Biochem 218 (also listed as BMI 231) is Doug Brutlag's course introducing computational molecular biology, also a number of years old. It is more geared towards gaining an expert understanding of existing tools and databases, and as such complements BMI 214 very nicely. There is no programming required. Most students take both eventually and learn a lot--even the areas where there is overlap are presented differently enough to round out one's understanding. For logistical reasons this course is also being taught on Tuesday/Thursday, and is on Stanford Online.

CS 262 (Computational Genomics) is Serafim Batzoglou's course. It focuses principally on algorithms for sequence assembly, analysis and comparison.
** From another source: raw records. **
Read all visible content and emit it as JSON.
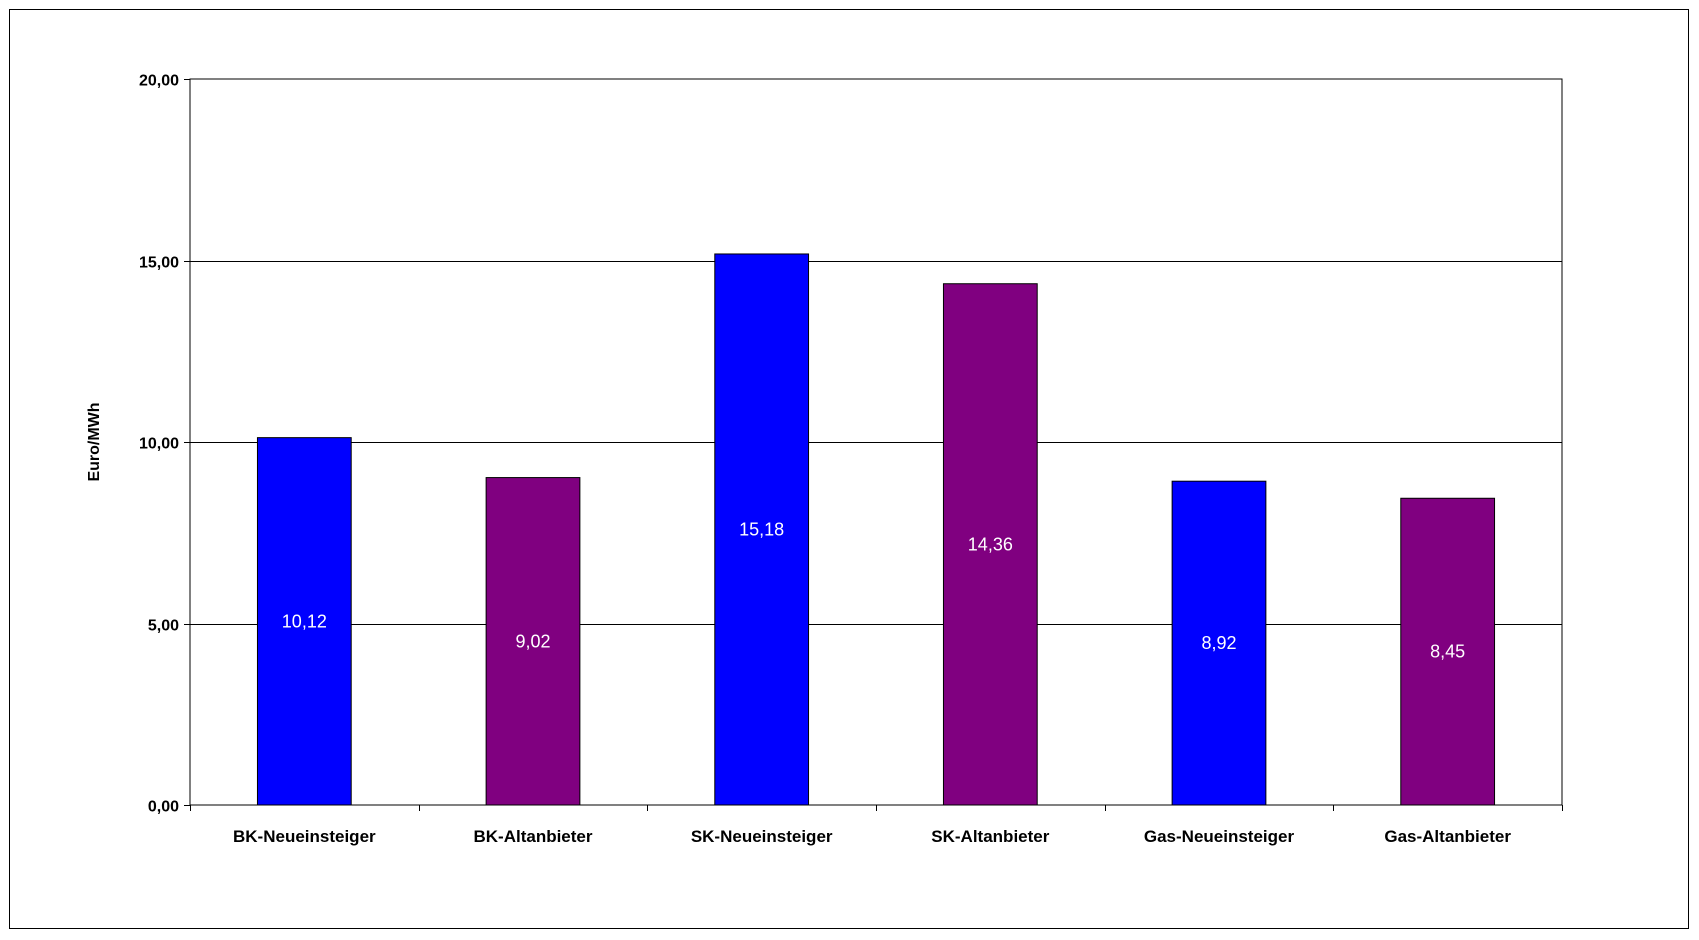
{
  "chart_data": {
    "type": "bar",
    "title": "",
    "xlabel": "",
    "ylabel": "Euro/MWh",
    "categories": [
      "BK-Neueinsteiger",
      "BK-Altanbieter",
      "SK-Neueinsteiger",
      "SK-Altanbieter",
      "Gas-Neueinsteiger",
      "Gas-Altanbieter"
    ],
    "values": [
      10.12,
      9.02,
      15.18,
      14.36,
      8.92,
      8.45
    ],
    "data_labels": [
      "10,12",
      "9,02",
      "15,18",
      "14,36",
      "8,92",
      "8,45"
    ],
    "bar_colors": [
      "#0000FF",
      "#800080",
      "#0000FF",
      "#800080",
      "#0000FF",
      "#800080"
    ],
    "ylim": [
      0,
      20
    ],
    "yticks": [
      0,
      5,
      10,
      15,
      20
    ],
    "ytick_labels": [
      "0,00",
      "5,00",
      "10,00",
      "15,00",
      "20,00"
    ],
    "grid": true,
    "legend": false
  }
}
It will have a strong CS algorithms and data structures component, probably with an element of software engineering as well. It is likely to complement both courses, although in the future, about 1/3 of BMI 214 may overlap sufficiently to require coordination--the part about sequence and string analysis. The coordination has not been done as of now, however. It does not contain much on 3D structure computation and functional computing, judging from the syllabus. The course will be taught live. You should ask Prof. Batzoglou about his plans to offer it via Stanford Online.